ECLI:NL:RBZWB:2022:7878
Rechtbank Zeeland-West-Brabant
- Eerste aanleg - enkelvoudig
- Rechtspraak.nl
Niet-ontvankelijkheid van beroep wegens prematuur ingediende ingebrekestelling in belastingzaak
In deze zaak heeft de rechtbank Zeeland-West-Brabant op 23 december 2022 uitspraak gedaan in een belastingrechtelijke kwestie. De belanghebbende had beroep ingesteld tegen de inspecteur van de belastingdienst, omdat zij van mening was dat de inspecteur niet tijdig had beslist op haar bezwaar tegen een naheffingsaanslag BPM. De naheffingsaanslag was op 3 juni 2022 aan de belanghebbende opgelegd, en zij had op 2 juni 2022 bezwaar gemaakt, dat op 7 juni 2022 door de inspecteur was ontvangen. De belanghebbende stelde dat de inspecteur niet binnen de wettelijke termijn had beslist, en heeft de inspecteur op 20 juli 2022 in gebreke gesteld.

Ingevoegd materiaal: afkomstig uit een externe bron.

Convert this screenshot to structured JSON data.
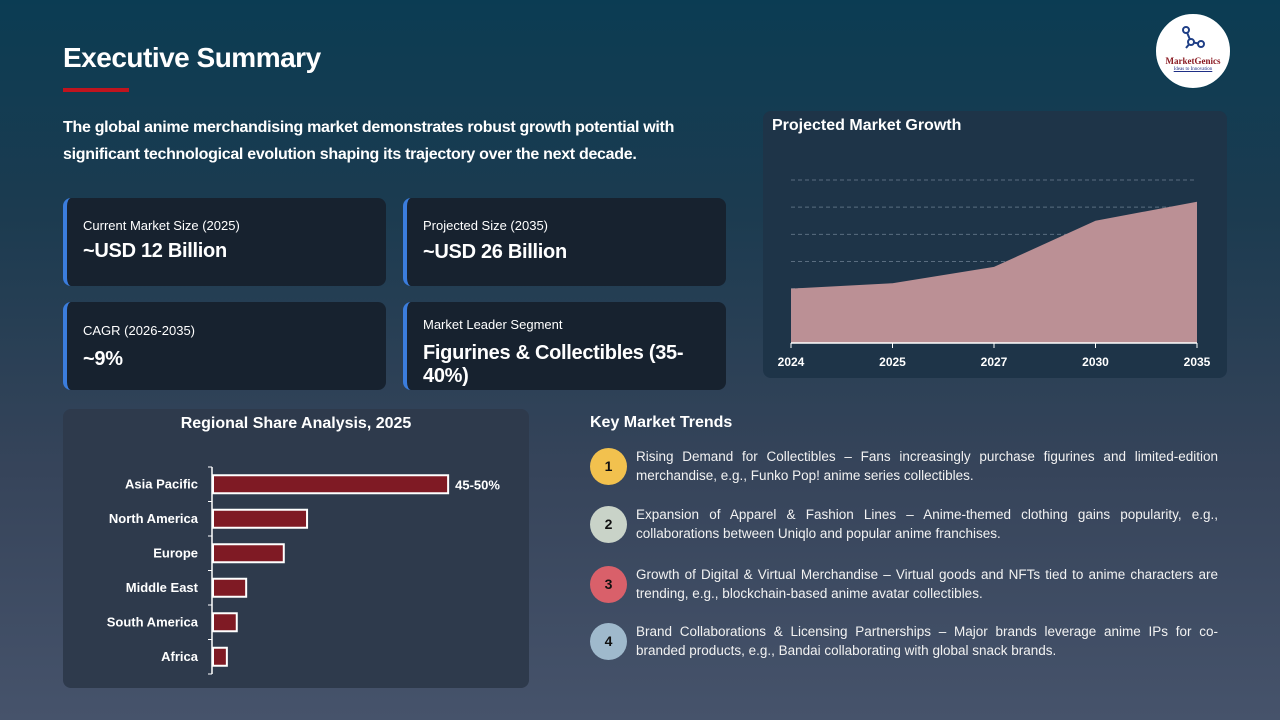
{
  "header": {
    "title": "Executive Summary",
    "logo_text": "MarketGenics",
    "logo_tagline": "Ideas to Innovation"
  },
  "intro": "The global anime merchandising market demonstrates robust growth potential with significant technological evolution shaping its trajectory over the next decade.",
  "kpis": [
    {
      "label": "Current Market Size (2025)",
      "value": "~USD 12 Billion"
    },
    {
      "label": "Projected Size (2035)",
      "value": "~USD 26 Billion"
    },
    {
      "label": "CAGR (2026-2035)",
      "value": "~9%"
    },
    {
      "label": "Market Leader Segment",
      "value": "Figurines & Collectibles (35-40%)"
    }
  ],
  "colors": {
    "accent": "#c0141e",
    "card_border": "#3b7ddd",
    "area_fill": "#bb9095",
    "bar_fill": "#7f1a24"
  },
  "chart_data": [
    {
      "type": "area",
      "title": "Projected Market Growth",
      "categories": [
        "2024",
        "2025",
        "2027",
        "2030",
        "2035"
      ],
      "values": [
        10,
        11,
        14,
        22.5,
        26
      ],
      "ylim": [
        0,
        30
      ],
      "grid": true,
      "xlabel": "",
      "ylabel": ""
    },
    {
      "type": "bar",
      "orientation": "horizontal",
      "title": "Regional Share Analysis, 2025",
      "categories": [
        "Asia Pacific",
        "North America",
        "Europe",
        "Middle East",
        "South America",
        "Africa"
      ],
      "values": [
        47.5,
        19,
        14.3,
        6.7,
        4.8,
        2.8
      ],
      "data_labels": [
        "45-50%",
        "",
        "",
        "",
        "",
        ""
      ],
      "xlabel": "",
      "ylabel": ""
    }
  ],
  "trends": {
    "title": "Key Market Trends",
    "items": [
      {
        "num": "1",
        "color": "#f2c14e",
        "text": "Rising Demand for Collectibles – Fans increasingly purchase figurines and limited-edition merchandise, e.g., Funko Pop! anime series collectibles."
      },
      {
        "num": "2",
        "color": "#c9d3c8",
        "text": "Expansion of Apparel & Fashion Lines – Anime-themed clothing gains popularity, e.g., collaborations between Uniqlo and popular anime franchises."
      },
      {
        "num": "3",
        "color": "#d9606a",
        "text": "Growth of Digital & Virtual Merchandise – Virtual goods and NFTs tied to anime characters are trending, e.g., blockchain-based anime avatar collectibles."
      },
      {
        "num": "4",
        "color": "#9fb9cc",
        "text": "Brand Collaborations & Licensing Partnerships – Major brands leverage anime IPs for co-branded products, e.g., Bandai collaborating with global snack brands."
      }
    ]
  }
}
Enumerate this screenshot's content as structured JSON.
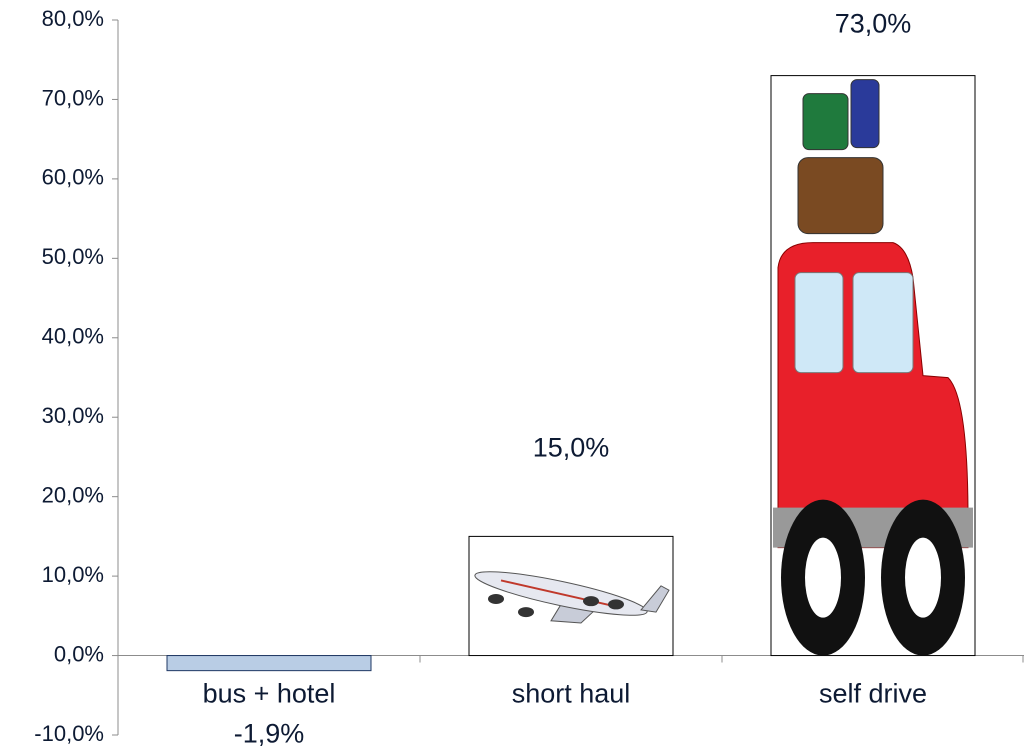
{
  "chart_data": {
    "type": "bar",
    "categories": [
      "bus + hotel",
      "short haul",
      "self drive"
    ],
    "values": [
      -1.9,
      15.0,
      73.0
    ],
    "value_labels": [
      "-1,9%",
      "15,0%",
      "73,0%"
    ],
    "colors": [
      "#b9cde5",
      "#ffffff",
      "#ffffff"
    ],
    "ylim": [
      -10,
      80
    ],
    "yticks": [
      {
        "value": -10,
        "label": "-10,0%"
      },
      {
        "value": 0,
        "label": "0,0%"
      },
      {
        "value": 10,
        "label": "10,0%"
      },
      {
        "value": 20,
        "label": "20,0%"
      },
      {
        "value": 30,
        "label": "30,0%"
      },
      {
        "value": 40,
        "label": "40,0%"
      },
      {
        "value": 50,
        "label": "50,0%"
      },
      {
        "value": 60,
        "label": "60,0%"
      },
      {
        "value": 70,
        "label": "70,0%"
      },
      {
        "value": 80,
        "label": "80,0%"
      }
    ],
    "grid": false
  }
}
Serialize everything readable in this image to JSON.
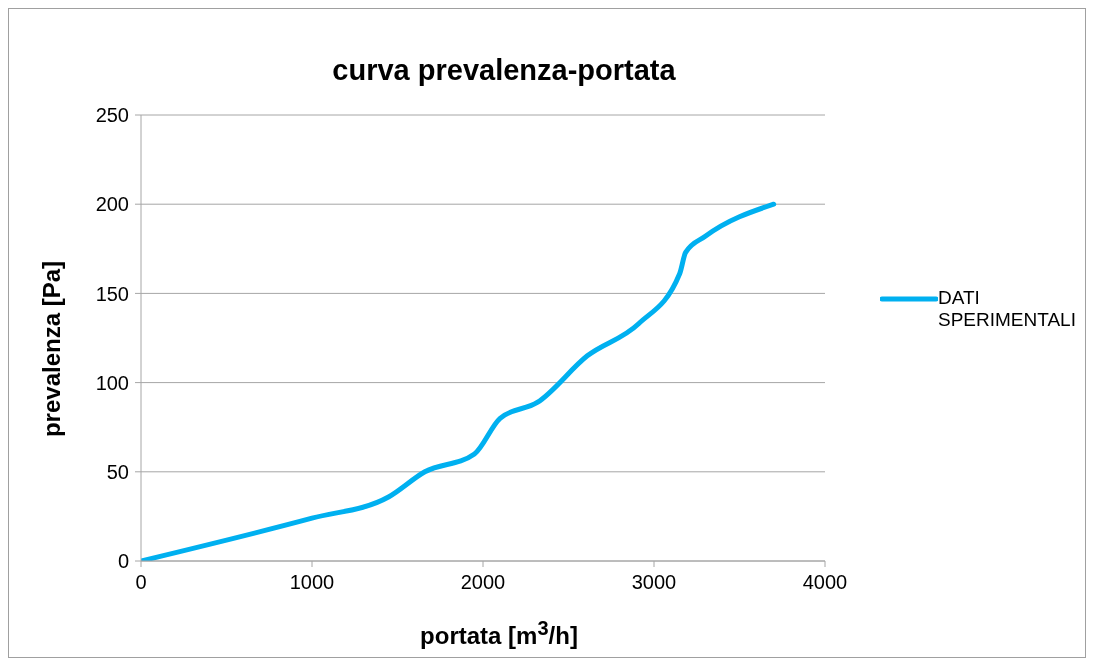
{
  "chart_data": {
    "type": "line",
    "title": "curva prevalenza-portata",
    "xlabel": "portata [m$^{3}$/h]",
    "ylabel": "prevalenza [Pa]",
    "xlim": [
      0,
      4000
    ],
    "xticks": [
      0,
      1000,
      2000,
      3000,
      4000
    ],
    "ylim": [
      0,
      250
    ],
    "yticks": [
      0,
      50,
      100,
      150,
      200,
      250
    ],
    "grid": "y",
    "legend": "right",
    "marker": "none",
    "line_style": "solid",
    "series": [
      {
        "name": "DATI SPERIMENTALI",
        "color": "#00b0f0",
        "x": [
          0,
          1000,
          1450,
          1660,
          1950,
          2100,
          2320,
          2610,
          2910,
          3150,
          3185,
          3300,
          3700
        ],
        "values": [
          0,
          24,
          36,
          50,
          60,
          80,
          89,
          115,
          133,
          161,
          173,
          182,
          200
        ]
      }
    ]
  }
}
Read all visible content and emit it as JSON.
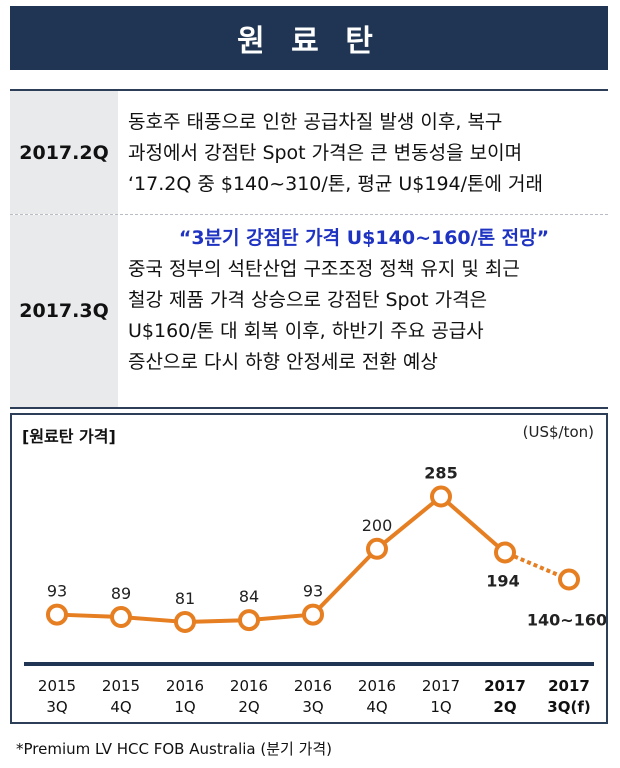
{
  "header": {
    "title": "원 료 탄"
  },
  "rows": [
    {
      "period": "2017.2Q",
      "lines": [
        "동호주 태풍으로 인한 공급차질  발생  이후, 복구",
        "과정에서 강점탄 Spot 가격은  큰 변동성을 보이며",
        "‘17.2Q 중 $140~310/톤, 평균 U$194/톤에 거래"
      ]
    },
    {
      "period": "2017.3Q",
      "highlight": "“3분기 강점탄 가격 U$140~160/톤 전망”",
      "lines": [
        "중국 정부의 석탄산업 구조조정 정책 유지 및 최근",
        "철강 제품 가격 상승으로 강점탄 Spot 가격은",
        "U$160/톤 대 회복 이후, 하반기 주요  공급사",
        "증산으로 다시 하향 안정세로 전환 예상"
      ]
    }
  ],
  "footnote": "*Premium LV HCC FOB Australia (분기 가격)",
  "colors": {
    "header_bg": "#1f3553",
    "line": "#e67e22",
    "axis": "#1f3553",
    "highlight": "#1f33c2"
  },
  "chart_data": {
    "type": "line",
    "title": "[원료탄 가격]",
    "unit": "(US$/ton)",
    "categories": [
      [
        "2015",
        "3Q"
      ],
      [
        "2015",
        "4Q"
      ],
      [
        "2016",
        "1Q"
      ],
      [
        "2016",
        "2Q"
      ],
      [
        "2016",
        "3Q"
      ],
      [
        "2016",
        "4Q"
      ],
      [
        "2017",
        "1Q"
      ],
      [
        "2017",
        "2Q"
      ],
      [
        "2017",
        "3Q(f)"
      ]
    ],
    "bold_categories": [
      7,
      8
    ],
    "values": [
      93,
      89,
      81,
      84,
      93,
      200,
      285,
      194,
      150
    ],
    "labels": [
      "93",
      "89",
      "81",
      "84",
      "93",
      "200",
      "285",
      "194",
      "140~160"
    ],
    "bold_labels": [
      6,
      7,
      8
    ],
    "forecast_from_index": 7,
    "ylim": [
      50,
      320
    ],
    "grid": false
  }
}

Echter, de rechtbank oordeelde dat de ingebrekestelling prematuur was, omdat de inspecteur tot 26 augustus 2022 de tijd had om te beslissen op het bezwaar. Hierdoor was het beroep van de belanghebbende niet-ontvankelijk. De rechtbank kon niet ingaan op de inhoudelijke klachten van de belanghebbende, omdat er nog geen uitspraak op het bezwaar was gedaan. De rechtbank verklaarde het beroep niet-ontvankelijk en er was geen aanleiding voor een veroordeling in de proceskosten. De uitspraak is openbaar gemaakt en partijen zijn geïnformeerd over de mogelijkheid om een verzetschrift in te dienen als zij het niet eens zijn met de uitspraak.